И все же Белый оставался мистиком и символистом, не утратившим чувства изначальной тайны бытия. А искусство футуристов во многом основано на дискредитации этой изначальной тайны, на отказе от традиционной духовности, символически бравшей мир целиком, в его высшей целесообразности и полноте. Знаменитые в то время слова «материя исчезла» плохо вяжутся с искусством футуризма, которое оставалось материально-чувственным даже тогда, когда доходило до абстракции и зауми.
Н. Бердяев и кубистические вещи Пикассо интерпретировал в русле идеи дематериализации мира: «Он (Пикассо. – В. А.), как ясновидящий, смотрит через все покровы, одежды, напластования и там, в глубине материального мира, видит свои складные чудовища. Это – демонические гримасы скованных духов природы. Еще дальше пойти вглубь, и не будет уже никакой материальности, – там уже внутренний строй природы, иерархия духов. Кризис живописи как бы ведет к выходу из физической материальной плоти в иной, высший план»[54]

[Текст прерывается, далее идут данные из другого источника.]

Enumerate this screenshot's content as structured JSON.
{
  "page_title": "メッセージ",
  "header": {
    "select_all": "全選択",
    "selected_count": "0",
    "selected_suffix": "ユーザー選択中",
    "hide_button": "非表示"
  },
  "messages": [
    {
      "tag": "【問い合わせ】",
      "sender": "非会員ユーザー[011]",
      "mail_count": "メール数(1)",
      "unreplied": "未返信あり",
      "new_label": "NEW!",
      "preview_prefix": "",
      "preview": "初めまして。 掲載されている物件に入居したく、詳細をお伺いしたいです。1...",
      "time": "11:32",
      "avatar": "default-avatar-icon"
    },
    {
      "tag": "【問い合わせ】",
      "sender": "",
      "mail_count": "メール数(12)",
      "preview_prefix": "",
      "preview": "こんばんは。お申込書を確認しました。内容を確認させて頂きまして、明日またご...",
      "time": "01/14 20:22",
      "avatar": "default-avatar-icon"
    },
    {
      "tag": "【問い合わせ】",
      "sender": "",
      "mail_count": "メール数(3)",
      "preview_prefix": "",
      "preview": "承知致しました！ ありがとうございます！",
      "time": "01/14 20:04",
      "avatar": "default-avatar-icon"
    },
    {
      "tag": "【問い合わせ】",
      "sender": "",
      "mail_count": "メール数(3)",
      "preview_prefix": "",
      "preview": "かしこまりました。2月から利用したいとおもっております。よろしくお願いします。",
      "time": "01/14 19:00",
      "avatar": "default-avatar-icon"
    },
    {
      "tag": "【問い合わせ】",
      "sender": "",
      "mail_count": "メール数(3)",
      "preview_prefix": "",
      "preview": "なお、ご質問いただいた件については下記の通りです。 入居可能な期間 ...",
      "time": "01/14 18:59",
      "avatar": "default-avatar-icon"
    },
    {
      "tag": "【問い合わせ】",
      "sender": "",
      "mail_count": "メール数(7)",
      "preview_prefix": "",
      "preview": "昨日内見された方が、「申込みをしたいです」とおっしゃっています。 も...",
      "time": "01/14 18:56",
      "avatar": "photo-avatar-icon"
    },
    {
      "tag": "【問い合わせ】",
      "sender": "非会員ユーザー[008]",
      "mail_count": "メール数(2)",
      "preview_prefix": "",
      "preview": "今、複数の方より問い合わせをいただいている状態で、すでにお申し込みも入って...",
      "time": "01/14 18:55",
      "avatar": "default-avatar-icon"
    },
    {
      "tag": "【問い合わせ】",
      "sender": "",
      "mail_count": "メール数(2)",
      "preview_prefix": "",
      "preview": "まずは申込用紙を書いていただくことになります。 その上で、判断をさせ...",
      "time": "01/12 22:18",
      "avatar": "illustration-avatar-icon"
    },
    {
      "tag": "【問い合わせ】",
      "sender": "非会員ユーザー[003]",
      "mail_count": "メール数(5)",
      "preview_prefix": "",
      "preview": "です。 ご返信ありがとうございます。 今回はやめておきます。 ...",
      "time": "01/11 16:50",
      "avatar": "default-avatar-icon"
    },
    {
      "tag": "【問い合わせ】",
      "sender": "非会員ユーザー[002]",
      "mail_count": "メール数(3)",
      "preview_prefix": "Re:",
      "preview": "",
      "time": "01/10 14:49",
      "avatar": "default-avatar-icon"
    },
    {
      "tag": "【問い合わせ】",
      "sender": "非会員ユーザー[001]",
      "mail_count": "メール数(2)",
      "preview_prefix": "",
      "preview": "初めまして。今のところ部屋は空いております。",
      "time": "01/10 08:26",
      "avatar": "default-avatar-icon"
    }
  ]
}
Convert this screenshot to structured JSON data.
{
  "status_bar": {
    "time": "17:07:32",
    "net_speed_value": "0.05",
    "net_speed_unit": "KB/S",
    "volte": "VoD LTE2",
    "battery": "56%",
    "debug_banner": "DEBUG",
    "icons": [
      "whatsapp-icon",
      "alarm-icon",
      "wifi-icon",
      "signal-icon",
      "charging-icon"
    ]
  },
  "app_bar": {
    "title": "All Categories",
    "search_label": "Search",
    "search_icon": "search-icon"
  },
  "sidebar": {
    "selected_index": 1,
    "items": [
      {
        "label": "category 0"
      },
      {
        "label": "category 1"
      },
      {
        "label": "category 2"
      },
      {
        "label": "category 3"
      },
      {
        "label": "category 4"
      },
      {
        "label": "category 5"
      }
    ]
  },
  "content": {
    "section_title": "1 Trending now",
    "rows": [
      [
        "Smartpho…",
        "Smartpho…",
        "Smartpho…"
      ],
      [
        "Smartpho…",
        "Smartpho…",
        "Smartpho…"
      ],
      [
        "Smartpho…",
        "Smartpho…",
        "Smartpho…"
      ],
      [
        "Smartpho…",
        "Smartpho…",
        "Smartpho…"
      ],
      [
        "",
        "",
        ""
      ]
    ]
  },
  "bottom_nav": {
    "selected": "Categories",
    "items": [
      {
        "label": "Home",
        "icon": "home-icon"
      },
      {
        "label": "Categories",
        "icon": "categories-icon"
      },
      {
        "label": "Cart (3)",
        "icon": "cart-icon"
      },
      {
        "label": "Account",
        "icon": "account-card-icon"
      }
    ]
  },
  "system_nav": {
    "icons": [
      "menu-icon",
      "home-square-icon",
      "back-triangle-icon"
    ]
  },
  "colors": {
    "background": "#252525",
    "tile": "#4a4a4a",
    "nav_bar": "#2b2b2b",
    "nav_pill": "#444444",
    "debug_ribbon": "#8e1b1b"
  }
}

. А кубист Пикассо потешался над людьми, открывшими в его творчестве «демонические мотивы». Он действительно «смотрел через покров» предмета, только вряд ли затем, чтобы открыть там «иерархию духов». Зная неумолимую плоскость холста, он разлагал объем предмета на этой плоскости – в надежде полнее выразить его, помогая глазу рассудком. И считал ошибкой попытки художников «изобразить невидимое, то есть неизобразимое».У лидеров русского футуризма Хлебникова и Маяковского самые глобальные, всемирного масштаба идеи заземляются, материализуются как реальная программа на будущее, – это утопия, фантастика, но не мистика.
В системе Хлебникова центром таких построений была идея управления временем. Историческое время – процесс от прошлого к будущему – для Хлебникова безусловно существует: он это время «считал», отражал, предугадывал. И все же для Хлебникова эго еще не «все» время. «Полное» время как бы устремлено (от субъекта) не в одну сторону, а в обе сразу, вперед-назад; оно будет обретено тогда, когда человек будет жить сразу во «всех» временах – в «прошлом», «настоящем», «будущем» (категории для такого измерения достаточно условные).
Когда появилась «Пощечина общественному вкусу», Брюсов в статье «Новые течения в русской поэзии, футуристы» указал на противоречие футуристов: «люди будущего» – а пишут о пещерном прошлом. Для Хлебникова противоречия не было: к будущему он шел через прошлое; его методу свойственно сводить явления к первоосновам, благодаря чему и противоположные явления находят путь друг к другу.
Идея перехода в новое измерение – во времени, а не в пространстве – является ключевой у Хлебникова. В области субъективной, биографической она откликается уверенностью, что сам он, Велимир Хлебников, уже живет в новом измерении. Однако резкие противоположения («люди времени» против «людей пространства») на деле несут у него не разрыв, а возможность новой связи. Хлебников не «отменял» пространство, он искал его новых соотношений со временем в слитной формуле «время-пространство». Он грезил искусством с «верой 4-ех измерений», которое соединит Восток и Запад, рванется в будущее и воскресит прошлое, то есть призовет на помощь будущему глубинные пласты народного творчества, как он считал, утраченные и забытые искусством в пору профессионального художества. Это искусство, может быть, уже и не искусство в собственном значении, оно вбирает самые разнообразные направления мысли и эксперимента, не заботясь о своей специфике, исключительности, но всему придавая поэтический ореол. Одновременно в разные стороны устремляется хлебниковская мысль, ища предела, однако, не в бесконечном разбегании смыслов, а в созвучии противоположных полюсов – расчета и стихии, «числа» и «зверя», ума и детства. Он само слово разлагал на простейшие смысловые элементы и возвращался назад, к «праязыку», – а в итоге ему виделось восстановление языка, универсальный язык будущего, ближайшее и необходимое условие всемирной гармонии.
В системе Хлебникова многообразные опыты анализа покрываются синтезирующей идеей. И в самом его анализе, «науке» (лингвистических и исторических изысканиях) неминуемо присутствует элемент «игры» – и вместе с ним поэзия. Его идея «культуры материка», объединения Востока и Запада имела многие и противоречивые истоки, но раньше он надышался воздухом астраханских степей, «Евразия» (как буквальный стык, граница, соединение) была домом его детства, а от детства Хлебников, очень цельный по-своему человек, не имел нужды «уходить» или отказываться. Самые поэтические страницы его автобиографических записей относятся к детству.